El jueves pasado hubo 24 homicidios en todo el país. La zona oriental, Santa Ana, La Libertad, Ahuachapán y el área metropolitana fueron de las zonas más afectadas. Hasta un agente de la PNC que visitaba a sus padres en El Tránsito, San Miguel, estuvo entre las víctimas. Ha sido el día más violento en lo que va del 2019.

El viernesy el fin de semana no fueron precisamente pacíficos tampoco. Lo cierto es que la administración del presidente Salvador Sánchez Cerén culminará su periodo con más de 23 mil homicidios, un récord macabro que lo hará pasar a la historia como el presidente con más homicidios en la historia de El Salvador. Esta administración también tiene otro récord: en el 2015, los homicidios se duplicaron llegando a 6,425, la cifra más alta en la historia del país.

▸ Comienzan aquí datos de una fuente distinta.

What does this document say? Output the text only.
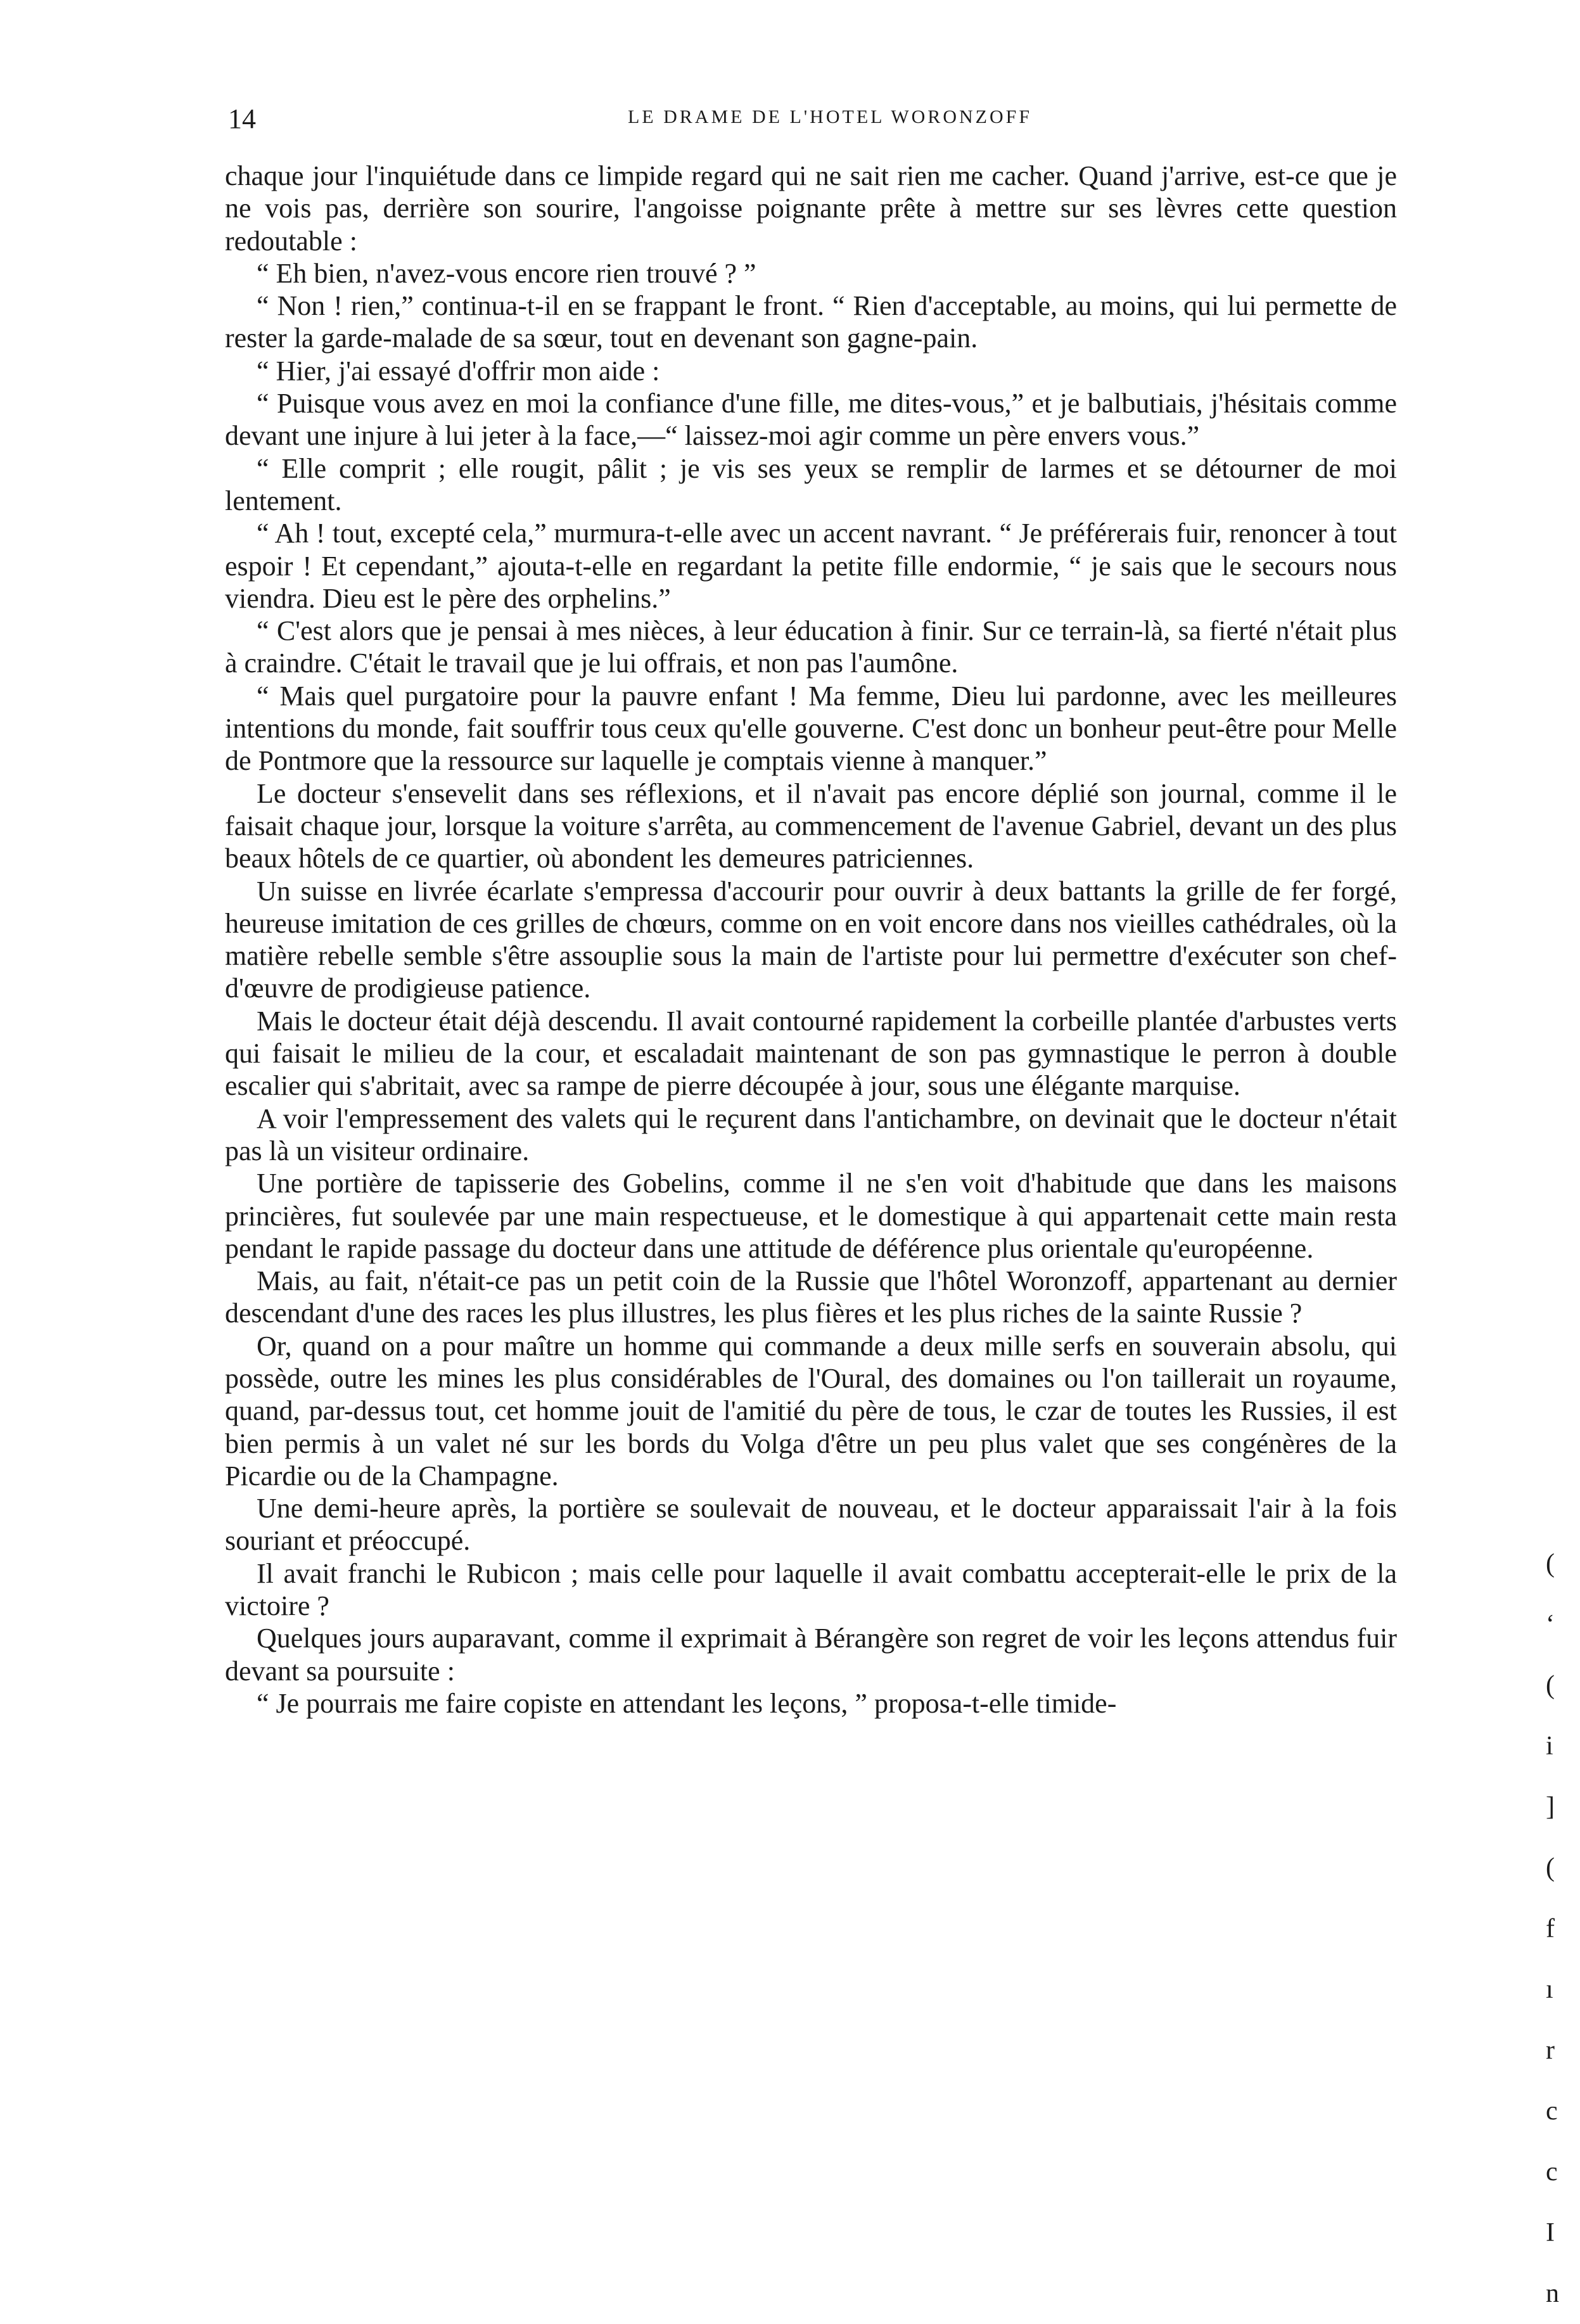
14	LE DRAME DE L'HOTEL WORONZOFF

chaque jour l'inquiétude dans ce limpide regard qui ne sait rien me cacher. Quand j'arrive, est-ce que je ne vois pas, derrière son sourire, l'angoisse poignante prête à mettre sur ses lèvres cette question redoutable :

“ Eh bien, n'avez-vous encore rien trouvé ? ”

“ Non ! rien,” continua-t-il en se frappant le front. “ Rien d'acceptable, au moins, qui lui permette de rester la garde-malade de sa sœur, tout en devenant son gagne-pain.

“ Hier, j'ai essayé d'offrir mon aide :

“ Puisque vous avez en moi la confiance d'une fille, me dites-vous,” et je balbutiais, j'hésitais comme devant une injure à lui jeter à la face,—“ laissez-moi agir comme un père envers vous.”

“ Elle comprit ; elle rougit, pâlit ; je vis ses yeux se remplir de larmes et se détourner de moi lentement.

“ Ah ! tout, excepté cela,” murmura-t-elle avec un accent navrant. “ Je préférerais fuir, renoncer à tout espoir ! Et cependant,” ajouta-t-elle en regardant la petite fille endormie, “ je sais que le secours nous viendra. Dieu est le père des orphelins.”

“ C'est alors que je pensai à mes nièces, à leur éducation à finir. Sur ce terrain-là, sa fierté n'était plus à craindre. C'était le travail que je lui offrais, et non pas l'aumône.

“ Mais quel purgatoire pour la pauvre enfant ! Ma femme, Dieu lui pardonne, avec les meilleures intentions du monde, fait souffrir tous ceux qu'elle gouverne. C'est donc un bonheur peut-être pour Melle de Pontmore que la ressource sur laquelle je comptais vienne à manquer.”

Le docteur s'ensevelit dans ses réflexions, et il n'avait pas encore déplié son journal, comme il le faisait chaque jour, lorsque la voiture s'arrêta, au commencement de l'avenue Gabriel, devant un des plus beaux hôtels de ce quartier, où abondent les demeures patriciennes.

Un suisse en livrée écarlate s'empressa d'accourir pour ouvrir à deux battants la grille de fer forgé, heureuse imitation de ces grilles de chœurs, comme on en voit encore dans nos vieilles cathédrales, où la matière rebelle semble s'être assouplie sous la main de l'artiste pour lui permettre d'exécuter son chef-d'œuvre de prodigieuse patience.

Mais le docteur était déjà descendu. Il avait contourné rapidement la corbeille plantée d'arbustes verts qui faisait le milieu de la cour, et escaladait maintenant de son pas gymnastique le perron à double escalier qui s'abritait, avec sa rampe de pierre découpée à jour, sous une élégante marquise.

A voir l'empressement des valets qui le reçurent dans l'antichambre, on devinait que le docteur n'était pas là un visiteur ordinaire.

Une portière de tapisserie des Gobelins, comme il ne s'en voit d'habitude que dans les maisons princières, fut soulevée par une main respectueuse, et le domestique à qui appartenait cette main resta pendant le rapide passage du docteur dans une attitude de déférence plus orientale qu'européenne.

Mais, au fait, n'était-ce pas un petit coin de la Russie que l'hôtel Woronzoff, appartenant au dernier descendant d'une des races les plus illustres, les plus fières et les plus riches de la sainte Russie ?

Or, quand on a pour maître un homme qui commande a deux mille serfs en souverain absolu, qui possède, outre les mines les plus considérables de l'Oural, des domaines ou l'on taillerait un royaume, quand, par-dessus tout, cet homme jouit de l'amitié du père de tous, le czar de toutes les Russies, il est bien permis à un valet né sur les bords du Volga d'être un peu plus valet que ses congénères de la Picardie ou de la Champagne.

Une demi-heure après, la portière se soulevait de nouveau, et le docteur apparaissait l'air à la fois souriant et préoccupé.

Il avait franchi le Rubicon ; mais celle pour laquelle il avait combattu accepterait-elle le prix de la victoire ?

Quelques jours auparavant, comme il exprimait à Bérangère son regret de voir les leçons attendus fuir devant sa poursuite :

“ Je pourrais me faire copiste en attendant les leçons, ” proposa-t-elle timide-

(
‘
(
i
]
(
f
ı
r
c
c
I
n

El Gabinete de seguridad suele hablar de buenos resultados, de reducción de homicidios y otras cifras, sin mencionar esos macabros récords. Hay que tener claro que ese número horrible es un punto fundamental de la evaluación del periodo.

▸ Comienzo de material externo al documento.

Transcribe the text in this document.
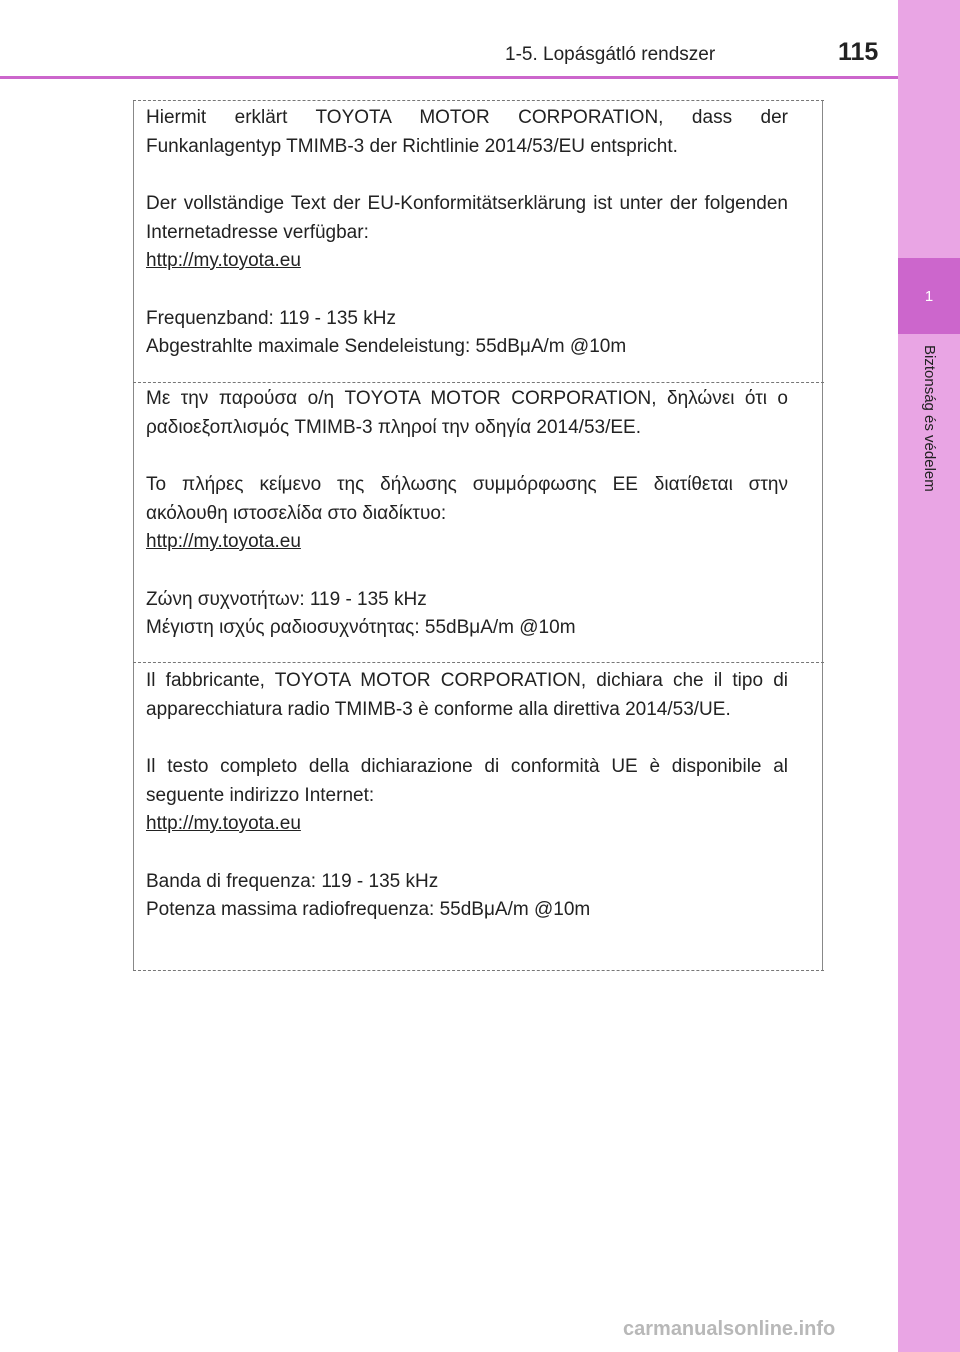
1
Biztonság és védelem
1-5. Lopásgátló rendszer	115

Hiermit erklärt TOYOTA MOTOR CORPORATION, dass der Funkanlagentyp TMIMB-3 der Richtlinie 2014/53/EU entspricht.

Der vollständige Text der EU-Konformitätserklärung ist unter der folgenden Internetadresse verfügbar:

http://my.toyota.eu

Frequenzband: 119 - 135 kHz

Abgestrahlte maximale Sendeleistung: 55dBμA/m @10m

Με την παρούσα ο/η TOYOTA MOTOR CORPORATION, δηλώνει ότι ο ραδιοεξοπλισμός TMIMB-3 πληροί την οδηγία 2014/53/ΕΕ.

Το πλήρες κείμενο της δήλωσης συμμόρφωσης ΕΕ διατίθεται στην ακόλουθη ιστοσελίδα στο διαδίκτυο:

http://my.toyota.eu

Ζώνη συχνοτήτων: 119 - 135 kHz

Μέγιστη ισχύς ραδιοσυχνότητας: 55dBμA/m @10m

Il fabbricante, TOYOTA MOTOR CORPORATION, dichiara che il tipo di apparecchiatura radio TMIMB-3 è conforme alla direttiva 2014/53/UE.

Il testo completo della dichiarazione di conformità UE è disponibile al seguente indirizzo Internet:

http://my.toyota.eu

Banda di frequenza: 119 - 135 kHz

Potenza massima radiofrequenza: 55dBμA/m @10m

carmanualsonline.info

Pero no hay que ver los homicidios como meros números, hay una tragedia detrás de cada homicidio. Detrás de una línea amarilla y una víctima en el horizonte, hay una familia, el dolor que representa perder a ese hermano, hermana, hijo, hija, esposo, padre o madre. Cada persona que es asesinada y que aparece en la televisión o en los diarios, es un ser humano que planeaba ir a trabajar mañana, ir a la escuela, jugar fútbol o comprar las tortillas para la comida de los hijos.

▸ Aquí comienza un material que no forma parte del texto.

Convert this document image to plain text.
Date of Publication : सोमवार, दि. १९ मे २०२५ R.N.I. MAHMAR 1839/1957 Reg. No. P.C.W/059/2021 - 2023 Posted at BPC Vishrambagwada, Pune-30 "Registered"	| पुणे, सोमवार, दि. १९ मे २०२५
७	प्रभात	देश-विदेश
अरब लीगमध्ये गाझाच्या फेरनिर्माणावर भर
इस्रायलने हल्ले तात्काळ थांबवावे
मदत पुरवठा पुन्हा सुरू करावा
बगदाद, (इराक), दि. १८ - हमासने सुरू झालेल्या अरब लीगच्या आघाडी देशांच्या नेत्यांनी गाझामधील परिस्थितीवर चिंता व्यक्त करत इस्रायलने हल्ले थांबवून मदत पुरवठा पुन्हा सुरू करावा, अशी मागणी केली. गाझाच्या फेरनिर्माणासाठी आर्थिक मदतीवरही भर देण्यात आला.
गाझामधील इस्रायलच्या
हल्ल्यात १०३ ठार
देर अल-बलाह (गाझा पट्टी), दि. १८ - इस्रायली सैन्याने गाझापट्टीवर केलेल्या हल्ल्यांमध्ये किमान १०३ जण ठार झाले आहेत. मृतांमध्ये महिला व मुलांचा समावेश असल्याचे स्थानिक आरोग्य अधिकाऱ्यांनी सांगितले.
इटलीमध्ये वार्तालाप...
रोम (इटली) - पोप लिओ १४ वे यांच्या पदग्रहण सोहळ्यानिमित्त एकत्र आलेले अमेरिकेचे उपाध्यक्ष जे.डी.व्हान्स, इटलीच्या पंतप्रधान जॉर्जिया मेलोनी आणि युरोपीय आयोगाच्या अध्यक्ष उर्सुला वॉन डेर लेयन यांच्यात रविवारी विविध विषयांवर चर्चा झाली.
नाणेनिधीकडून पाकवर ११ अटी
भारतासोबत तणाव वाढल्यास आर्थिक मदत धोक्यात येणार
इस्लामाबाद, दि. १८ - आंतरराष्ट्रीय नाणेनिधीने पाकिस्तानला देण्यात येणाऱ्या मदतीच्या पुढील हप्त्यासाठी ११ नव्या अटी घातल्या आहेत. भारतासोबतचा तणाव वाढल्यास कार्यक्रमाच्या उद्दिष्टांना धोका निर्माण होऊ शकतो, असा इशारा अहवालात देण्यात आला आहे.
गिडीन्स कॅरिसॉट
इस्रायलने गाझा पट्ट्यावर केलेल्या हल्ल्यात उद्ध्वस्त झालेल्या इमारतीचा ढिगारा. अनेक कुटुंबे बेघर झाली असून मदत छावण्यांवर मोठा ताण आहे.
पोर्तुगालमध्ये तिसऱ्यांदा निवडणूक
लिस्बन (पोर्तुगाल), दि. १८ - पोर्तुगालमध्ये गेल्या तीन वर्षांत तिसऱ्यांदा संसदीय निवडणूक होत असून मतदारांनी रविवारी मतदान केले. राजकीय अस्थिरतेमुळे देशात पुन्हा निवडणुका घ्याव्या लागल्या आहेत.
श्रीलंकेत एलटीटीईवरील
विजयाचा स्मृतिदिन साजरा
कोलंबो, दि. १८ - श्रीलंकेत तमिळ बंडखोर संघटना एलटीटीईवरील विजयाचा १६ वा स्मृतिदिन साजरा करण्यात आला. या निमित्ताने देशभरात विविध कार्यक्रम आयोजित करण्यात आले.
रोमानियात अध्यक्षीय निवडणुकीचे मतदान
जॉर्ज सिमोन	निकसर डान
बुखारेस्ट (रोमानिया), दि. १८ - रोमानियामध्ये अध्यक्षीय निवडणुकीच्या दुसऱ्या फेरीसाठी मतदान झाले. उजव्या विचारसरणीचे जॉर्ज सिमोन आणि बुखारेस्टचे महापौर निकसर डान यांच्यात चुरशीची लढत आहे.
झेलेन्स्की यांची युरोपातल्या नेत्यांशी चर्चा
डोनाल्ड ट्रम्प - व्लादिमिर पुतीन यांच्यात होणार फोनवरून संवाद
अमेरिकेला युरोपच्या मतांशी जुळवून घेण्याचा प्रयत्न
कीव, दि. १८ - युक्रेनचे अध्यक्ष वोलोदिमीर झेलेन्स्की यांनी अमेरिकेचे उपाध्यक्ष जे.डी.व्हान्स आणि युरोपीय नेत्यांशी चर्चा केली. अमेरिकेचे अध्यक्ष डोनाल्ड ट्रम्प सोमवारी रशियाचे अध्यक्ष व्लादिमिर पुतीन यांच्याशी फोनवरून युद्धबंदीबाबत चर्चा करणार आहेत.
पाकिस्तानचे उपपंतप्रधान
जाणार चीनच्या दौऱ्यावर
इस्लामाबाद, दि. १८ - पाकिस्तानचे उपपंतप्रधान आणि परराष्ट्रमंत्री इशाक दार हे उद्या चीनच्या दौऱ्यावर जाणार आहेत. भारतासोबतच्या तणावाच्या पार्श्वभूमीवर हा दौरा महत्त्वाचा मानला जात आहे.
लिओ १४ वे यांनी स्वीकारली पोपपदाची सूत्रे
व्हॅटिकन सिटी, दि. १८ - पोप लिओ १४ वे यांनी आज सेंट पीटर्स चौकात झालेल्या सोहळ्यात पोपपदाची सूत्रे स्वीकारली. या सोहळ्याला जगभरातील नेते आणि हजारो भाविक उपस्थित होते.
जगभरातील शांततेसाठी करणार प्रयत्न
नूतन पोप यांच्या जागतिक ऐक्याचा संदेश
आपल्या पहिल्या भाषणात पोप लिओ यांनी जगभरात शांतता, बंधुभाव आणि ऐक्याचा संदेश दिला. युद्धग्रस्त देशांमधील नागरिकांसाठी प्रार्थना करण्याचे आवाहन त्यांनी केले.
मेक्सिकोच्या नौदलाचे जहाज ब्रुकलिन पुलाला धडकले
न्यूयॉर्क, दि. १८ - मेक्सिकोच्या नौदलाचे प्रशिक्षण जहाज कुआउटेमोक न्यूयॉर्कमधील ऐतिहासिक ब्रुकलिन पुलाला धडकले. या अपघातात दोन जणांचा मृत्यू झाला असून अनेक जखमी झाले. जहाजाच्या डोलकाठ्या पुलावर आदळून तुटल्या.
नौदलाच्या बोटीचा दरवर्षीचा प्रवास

Los asesinatos dejan un profundo dolor y resentimiento, especialmente en aquellos casos donde no se castiga a los hechores. Es una cadena de rabia que aqueja duramente a nuestra sociedad y que no sé cuántas generaciones tomará sanar. Ser indiferentes no va a solucionar la ola de violencia que sufrimos. Al contrario, la prolonga, la extiende. Estos récords son para preocuparse no solo por hoy sino por el futuro.